[Phases of Faith by Francis William Newman]@TWC D-Link bookPhases of Faith CHAPTER VII 52/54
The exasperation which he had succeeded in kindling led to his cruel death; and when men's minds had cooled, natural horror possessed them for such a retribution on such a man.
His _words_ had been met with _deeds_: the provocation he had given was unfelt to those beyond the limits of Jerusalem; and to the Jews who assembled from distant parts at the feast of Pentecost he was nothing but the image of a sainted martyr.
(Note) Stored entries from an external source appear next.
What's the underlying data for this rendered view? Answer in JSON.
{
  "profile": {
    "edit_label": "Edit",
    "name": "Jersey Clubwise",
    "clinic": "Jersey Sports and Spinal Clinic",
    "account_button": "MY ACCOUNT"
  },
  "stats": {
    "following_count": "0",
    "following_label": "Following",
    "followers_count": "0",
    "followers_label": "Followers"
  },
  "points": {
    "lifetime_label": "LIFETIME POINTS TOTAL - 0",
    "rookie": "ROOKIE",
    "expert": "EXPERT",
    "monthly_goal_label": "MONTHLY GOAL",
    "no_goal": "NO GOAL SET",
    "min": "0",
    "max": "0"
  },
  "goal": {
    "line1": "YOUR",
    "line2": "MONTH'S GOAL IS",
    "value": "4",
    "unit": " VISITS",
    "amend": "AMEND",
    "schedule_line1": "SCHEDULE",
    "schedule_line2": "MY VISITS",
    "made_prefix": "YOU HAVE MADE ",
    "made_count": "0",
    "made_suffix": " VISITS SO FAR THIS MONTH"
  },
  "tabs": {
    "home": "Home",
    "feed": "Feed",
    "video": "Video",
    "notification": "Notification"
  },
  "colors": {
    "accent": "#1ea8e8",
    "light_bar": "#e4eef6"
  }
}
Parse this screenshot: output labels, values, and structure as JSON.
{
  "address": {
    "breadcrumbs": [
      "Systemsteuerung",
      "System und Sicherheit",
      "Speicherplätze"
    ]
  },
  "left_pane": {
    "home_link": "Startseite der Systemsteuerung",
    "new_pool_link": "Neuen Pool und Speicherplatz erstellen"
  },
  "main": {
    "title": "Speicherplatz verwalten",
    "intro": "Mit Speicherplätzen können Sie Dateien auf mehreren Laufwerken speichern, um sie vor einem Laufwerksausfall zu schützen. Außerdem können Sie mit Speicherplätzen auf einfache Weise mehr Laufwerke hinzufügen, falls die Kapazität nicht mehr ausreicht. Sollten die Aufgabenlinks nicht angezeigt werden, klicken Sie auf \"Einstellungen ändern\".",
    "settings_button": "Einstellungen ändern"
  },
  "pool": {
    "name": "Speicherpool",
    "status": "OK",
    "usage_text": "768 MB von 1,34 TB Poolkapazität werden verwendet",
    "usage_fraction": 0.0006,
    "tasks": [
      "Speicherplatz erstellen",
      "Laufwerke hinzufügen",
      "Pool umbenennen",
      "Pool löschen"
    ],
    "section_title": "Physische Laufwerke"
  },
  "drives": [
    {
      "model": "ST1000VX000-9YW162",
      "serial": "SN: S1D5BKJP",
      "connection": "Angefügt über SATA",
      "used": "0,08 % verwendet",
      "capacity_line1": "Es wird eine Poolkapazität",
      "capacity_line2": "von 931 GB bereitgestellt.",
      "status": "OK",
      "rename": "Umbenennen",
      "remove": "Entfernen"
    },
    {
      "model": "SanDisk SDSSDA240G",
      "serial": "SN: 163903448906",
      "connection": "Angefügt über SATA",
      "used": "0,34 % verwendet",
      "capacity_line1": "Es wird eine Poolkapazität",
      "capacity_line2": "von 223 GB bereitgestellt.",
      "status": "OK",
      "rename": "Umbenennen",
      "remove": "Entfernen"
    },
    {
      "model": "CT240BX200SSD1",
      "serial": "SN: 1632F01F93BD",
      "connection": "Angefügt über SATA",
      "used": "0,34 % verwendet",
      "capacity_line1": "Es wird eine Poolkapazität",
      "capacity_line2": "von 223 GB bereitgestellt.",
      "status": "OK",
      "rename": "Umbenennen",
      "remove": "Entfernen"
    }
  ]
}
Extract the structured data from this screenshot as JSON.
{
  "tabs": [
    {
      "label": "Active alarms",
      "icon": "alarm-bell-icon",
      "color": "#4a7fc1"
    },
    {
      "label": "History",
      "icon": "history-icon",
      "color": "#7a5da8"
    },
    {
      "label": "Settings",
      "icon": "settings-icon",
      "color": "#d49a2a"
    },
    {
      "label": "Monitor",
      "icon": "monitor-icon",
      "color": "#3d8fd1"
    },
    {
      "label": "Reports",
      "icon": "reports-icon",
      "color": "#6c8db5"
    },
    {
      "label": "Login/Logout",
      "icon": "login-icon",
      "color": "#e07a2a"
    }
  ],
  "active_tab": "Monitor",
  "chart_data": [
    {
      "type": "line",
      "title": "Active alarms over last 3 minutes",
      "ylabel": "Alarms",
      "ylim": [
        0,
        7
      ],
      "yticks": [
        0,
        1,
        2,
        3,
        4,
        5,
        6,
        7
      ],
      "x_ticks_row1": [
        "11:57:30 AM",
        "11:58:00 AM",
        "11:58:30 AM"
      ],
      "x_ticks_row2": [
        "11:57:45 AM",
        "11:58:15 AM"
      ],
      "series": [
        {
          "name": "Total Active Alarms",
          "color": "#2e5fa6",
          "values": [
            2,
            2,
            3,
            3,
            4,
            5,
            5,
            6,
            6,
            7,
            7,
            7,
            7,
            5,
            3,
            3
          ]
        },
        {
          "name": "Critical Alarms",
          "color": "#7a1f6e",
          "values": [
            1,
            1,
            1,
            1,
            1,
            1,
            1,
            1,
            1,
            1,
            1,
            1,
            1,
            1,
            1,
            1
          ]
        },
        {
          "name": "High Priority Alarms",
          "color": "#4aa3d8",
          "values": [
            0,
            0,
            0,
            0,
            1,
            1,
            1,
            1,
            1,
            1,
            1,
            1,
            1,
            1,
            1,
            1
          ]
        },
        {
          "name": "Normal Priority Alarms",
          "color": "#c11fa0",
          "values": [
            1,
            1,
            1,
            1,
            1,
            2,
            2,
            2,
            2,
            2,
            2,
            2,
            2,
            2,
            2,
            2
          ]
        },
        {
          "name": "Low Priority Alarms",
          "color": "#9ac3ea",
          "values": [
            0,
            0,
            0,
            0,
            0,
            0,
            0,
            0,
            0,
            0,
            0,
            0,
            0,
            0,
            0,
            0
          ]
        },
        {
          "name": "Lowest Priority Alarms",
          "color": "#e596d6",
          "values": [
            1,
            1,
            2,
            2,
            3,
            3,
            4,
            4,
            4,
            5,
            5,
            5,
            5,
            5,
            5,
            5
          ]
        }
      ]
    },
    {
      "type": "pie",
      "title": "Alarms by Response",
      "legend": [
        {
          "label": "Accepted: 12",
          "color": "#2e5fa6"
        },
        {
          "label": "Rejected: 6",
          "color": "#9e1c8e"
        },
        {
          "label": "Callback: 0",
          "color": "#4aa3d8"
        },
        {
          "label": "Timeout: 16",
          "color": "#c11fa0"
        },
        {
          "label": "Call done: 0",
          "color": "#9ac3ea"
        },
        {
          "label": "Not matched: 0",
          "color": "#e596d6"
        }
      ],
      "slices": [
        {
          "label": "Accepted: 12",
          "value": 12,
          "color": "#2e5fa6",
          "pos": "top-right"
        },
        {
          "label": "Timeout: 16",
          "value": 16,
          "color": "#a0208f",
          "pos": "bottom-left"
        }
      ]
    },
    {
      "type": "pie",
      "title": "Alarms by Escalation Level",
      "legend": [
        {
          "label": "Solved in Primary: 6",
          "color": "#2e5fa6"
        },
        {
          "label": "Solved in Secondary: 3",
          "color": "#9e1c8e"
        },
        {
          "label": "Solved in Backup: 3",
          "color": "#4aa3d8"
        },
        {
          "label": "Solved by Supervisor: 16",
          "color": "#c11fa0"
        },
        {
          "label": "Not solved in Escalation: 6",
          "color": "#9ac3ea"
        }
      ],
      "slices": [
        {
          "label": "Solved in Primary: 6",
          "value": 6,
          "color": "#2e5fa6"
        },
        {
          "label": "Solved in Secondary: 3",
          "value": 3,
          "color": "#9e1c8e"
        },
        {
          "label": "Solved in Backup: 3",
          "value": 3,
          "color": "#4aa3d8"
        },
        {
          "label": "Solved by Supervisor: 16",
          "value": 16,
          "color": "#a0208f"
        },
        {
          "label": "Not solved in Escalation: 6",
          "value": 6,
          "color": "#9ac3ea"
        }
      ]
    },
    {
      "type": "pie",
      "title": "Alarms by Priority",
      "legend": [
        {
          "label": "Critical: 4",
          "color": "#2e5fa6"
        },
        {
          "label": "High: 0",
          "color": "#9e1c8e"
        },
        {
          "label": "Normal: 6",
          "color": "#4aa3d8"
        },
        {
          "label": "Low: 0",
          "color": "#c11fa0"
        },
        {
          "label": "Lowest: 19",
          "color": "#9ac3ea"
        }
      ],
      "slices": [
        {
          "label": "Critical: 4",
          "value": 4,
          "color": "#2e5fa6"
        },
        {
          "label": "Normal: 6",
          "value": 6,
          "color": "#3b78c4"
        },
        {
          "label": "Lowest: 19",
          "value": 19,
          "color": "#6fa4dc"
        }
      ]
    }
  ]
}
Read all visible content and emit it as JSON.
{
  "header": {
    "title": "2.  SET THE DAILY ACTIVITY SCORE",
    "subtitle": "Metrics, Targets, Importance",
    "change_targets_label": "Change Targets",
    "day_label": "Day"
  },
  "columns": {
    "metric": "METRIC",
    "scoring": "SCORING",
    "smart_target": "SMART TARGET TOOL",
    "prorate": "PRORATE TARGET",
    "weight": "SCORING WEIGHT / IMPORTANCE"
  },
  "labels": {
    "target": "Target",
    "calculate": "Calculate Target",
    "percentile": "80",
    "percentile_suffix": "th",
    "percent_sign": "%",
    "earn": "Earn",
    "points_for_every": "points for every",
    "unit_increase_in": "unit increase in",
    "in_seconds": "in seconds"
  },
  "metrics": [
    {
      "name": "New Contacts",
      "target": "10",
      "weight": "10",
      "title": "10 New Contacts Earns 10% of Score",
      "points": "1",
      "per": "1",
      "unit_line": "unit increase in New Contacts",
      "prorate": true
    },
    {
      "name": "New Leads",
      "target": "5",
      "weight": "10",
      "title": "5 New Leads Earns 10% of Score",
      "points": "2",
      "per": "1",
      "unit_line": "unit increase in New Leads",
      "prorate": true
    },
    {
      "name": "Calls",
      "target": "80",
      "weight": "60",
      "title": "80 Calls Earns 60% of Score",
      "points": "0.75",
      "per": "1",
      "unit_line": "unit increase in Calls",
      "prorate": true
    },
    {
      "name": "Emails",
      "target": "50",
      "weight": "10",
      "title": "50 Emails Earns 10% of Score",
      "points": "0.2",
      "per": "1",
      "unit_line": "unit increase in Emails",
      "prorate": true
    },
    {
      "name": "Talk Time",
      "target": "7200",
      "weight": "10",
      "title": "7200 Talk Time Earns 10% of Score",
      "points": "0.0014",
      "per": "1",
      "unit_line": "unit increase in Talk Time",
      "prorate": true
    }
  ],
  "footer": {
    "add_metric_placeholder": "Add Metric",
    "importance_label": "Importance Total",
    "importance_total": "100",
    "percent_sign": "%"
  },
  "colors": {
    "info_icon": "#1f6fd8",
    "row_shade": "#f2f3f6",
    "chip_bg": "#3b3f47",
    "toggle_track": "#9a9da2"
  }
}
I have given more than enough indications of points in which the conduct of Jesus does not seem to me to have been that of a perfect man: how any one can think him a Universal Model, is to me still less intelligible.
I might say much more on this subject.
But I will merely add, that when my friend gives the weight of his noble testimony to the Perfection of Jesus, I think it is due to himself and to us that he should make clear what he means by this word "Jesus." He ought to publish--( I say it in deep seriousness, not sarcastically)--an expurgated gospel; for in truth I do not know how much of what I have now adduced from the gospel as _fact_, he will admit to be fact.
I neglect, he tells me, "a higher moral criticism," which, if I rightly understand, would explode, as evidently unworthy of Jesus, many of the representations pervading the gospels: as, that Jesus claimed to be an oracular teacher, and attached spiritual life or death to belief or disbelief in this claim.